Donald Trump spent several years fighting tooth and nail to hide his tax returns from the public, but late last week, the former president simply lacked the ability to prevent their disclosure. The House Ways and Means Committee, having prevailed in the courts, obtained the materials, redacted private information, and released the documents.
Soon after, the Republican used his social media platform to suggest some kind of vindication that only he could see. “The ‘Trump’ tax returns once again show how proudly successful I have been,” the former president wrote, putting his name in quotes for reasons unknown.
It was a curious boast. For one thing, if the documents pointed to Trump’s successes, he wouldn’t have invested so much time, energy, and financial resources into keeping them secret. For another, as The New York Times reported, the tax returns actually point in the opposite direction.
[T]he returns, which cover the tax years 2015 through 2020, do not show much success for Mr. Trump in his recent business dealings. They show Mr. Trump often reported heavy losses from his own ventures, even as he continued to cash in on assets he inherited.
Much of the Republican’s public reputation is based on the idea that, whatever one might think of Trump as a person or politician, at least he’s proven himself as a successful businessman. Those assumptions are plainly wrong.
It was about four years ago when the Times first published a devastating report, exposing evidence of “dubious tax schemes” and “outright fraud” that Trump used to get ahead. The findings painted a picture in which the then-president, far from a self-made man, relied heavily on legally dubious family handouts and shady schemes. It was the first of three brutal reports on Trump’s financial history, leaving little doubt that he’s spent much of his adult life meandering between failures and fraudulent endeavors. Americans who voted for him because they saw him as a private-sector genius embraced a baseless myth.

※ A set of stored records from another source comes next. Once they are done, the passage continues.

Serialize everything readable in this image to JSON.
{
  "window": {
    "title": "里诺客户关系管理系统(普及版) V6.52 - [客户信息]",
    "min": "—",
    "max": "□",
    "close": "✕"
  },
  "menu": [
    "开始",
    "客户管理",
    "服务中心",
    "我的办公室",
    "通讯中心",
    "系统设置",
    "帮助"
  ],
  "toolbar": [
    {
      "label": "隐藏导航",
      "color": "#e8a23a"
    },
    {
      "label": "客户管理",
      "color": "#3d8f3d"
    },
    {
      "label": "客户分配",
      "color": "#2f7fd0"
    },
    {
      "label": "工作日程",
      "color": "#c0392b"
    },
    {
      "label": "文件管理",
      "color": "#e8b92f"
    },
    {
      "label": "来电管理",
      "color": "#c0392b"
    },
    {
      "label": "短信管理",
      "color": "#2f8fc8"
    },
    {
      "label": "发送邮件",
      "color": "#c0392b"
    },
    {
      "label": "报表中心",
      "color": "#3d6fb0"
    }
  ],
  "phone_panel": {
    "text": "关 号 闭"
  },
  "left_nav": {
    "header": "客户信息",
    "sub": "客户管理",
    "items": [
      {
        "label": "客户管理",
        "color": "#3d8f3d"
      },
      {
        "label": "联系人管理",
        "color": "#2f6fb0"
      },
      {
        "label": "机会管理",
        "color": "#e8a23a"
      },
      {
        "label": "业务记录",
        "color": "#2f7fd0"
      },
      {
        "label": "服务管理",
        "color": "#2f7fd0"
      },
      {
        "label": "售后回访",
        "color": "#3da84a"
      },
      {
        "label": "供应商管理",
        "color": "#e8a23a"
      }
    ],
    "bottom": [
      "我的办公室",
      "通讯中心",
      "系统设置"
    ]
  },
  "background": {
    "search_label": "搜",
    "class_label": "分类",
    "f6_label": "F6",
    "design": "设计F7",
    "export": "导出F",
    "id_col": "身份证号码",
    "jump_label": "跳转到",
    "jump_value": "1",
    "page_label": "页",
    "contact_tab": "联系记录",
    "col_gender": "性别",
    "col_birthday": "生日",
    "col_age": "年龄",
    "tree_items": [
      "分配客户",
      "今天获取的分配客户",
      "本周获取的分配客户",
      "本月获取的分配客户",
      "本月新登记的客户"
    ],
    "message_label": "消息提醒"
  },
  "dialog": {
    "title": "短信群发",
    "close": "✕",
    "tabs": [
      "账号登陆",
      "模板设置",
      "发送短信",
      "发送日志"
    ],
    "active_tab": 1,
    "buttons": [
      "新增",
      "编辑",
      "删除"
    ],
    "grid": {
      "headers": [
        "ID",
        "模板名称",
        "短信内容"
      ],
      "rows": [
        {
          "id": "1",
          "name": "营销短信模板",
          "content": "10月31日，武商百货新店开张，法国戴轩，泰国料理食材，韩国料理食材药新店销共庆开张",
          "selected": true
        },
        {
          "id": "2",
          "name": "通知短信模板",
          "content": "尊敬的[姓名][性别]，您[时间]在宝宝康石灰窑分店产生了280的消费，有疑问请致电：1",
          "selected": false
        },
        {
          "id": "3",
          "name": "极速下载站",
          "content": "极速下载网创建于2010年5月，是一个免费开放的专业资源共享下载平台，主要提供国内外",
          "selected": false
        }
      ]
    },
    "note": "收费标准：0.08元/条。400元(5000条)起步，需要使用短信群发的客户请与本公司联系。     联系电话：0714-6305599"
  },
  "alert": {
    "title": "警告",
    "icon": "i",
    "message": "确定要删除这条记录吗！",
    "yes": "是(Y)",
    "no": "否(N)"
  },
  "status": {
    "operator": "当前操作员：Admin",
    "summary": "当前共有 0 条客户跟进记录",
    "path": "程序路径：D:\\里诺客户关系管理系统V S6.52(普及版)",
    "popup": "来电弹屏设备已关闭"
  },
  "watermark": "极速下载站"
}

The release of the tax returns advances this same story, adding new details to, as the Times’ report put it, the former president’s “history of inheriting wealth and then losing it.”
But that’s not all we learned as a result of Friday morning’s document release.
Trump paid little in taxes: As NBC News reported, “A House committee on Friday made public six years of former President Donald Trump’s tax returns, which showed he paid relatively little in federal taxes in the years before and during his presidency.”
Trump lied about this tax bill: During a presidential debate in 2020, Chris Wallace asked Trump how much he paid in taxes in 2017. “Millions of dollars,” the Republican responded. When the moderator sought clarification, asking whether he actually paid $750, the sitting president was adamant, adding, “Millions of dollars. And you’ll get to see it. And you’ll get to see it.”
Now that we’ve seen his returns, we know that he did, in fact, pay $750.
Trump apparently didn’t keep his promise about donating his salary: In his first year in the White House, the then-president boasted about donating all of his salary to charity. But as a Washington Post report noted, “Trump’s failure to take any charitable deduction in 2020 suggests that he didn’t donate his presidential salary that year.”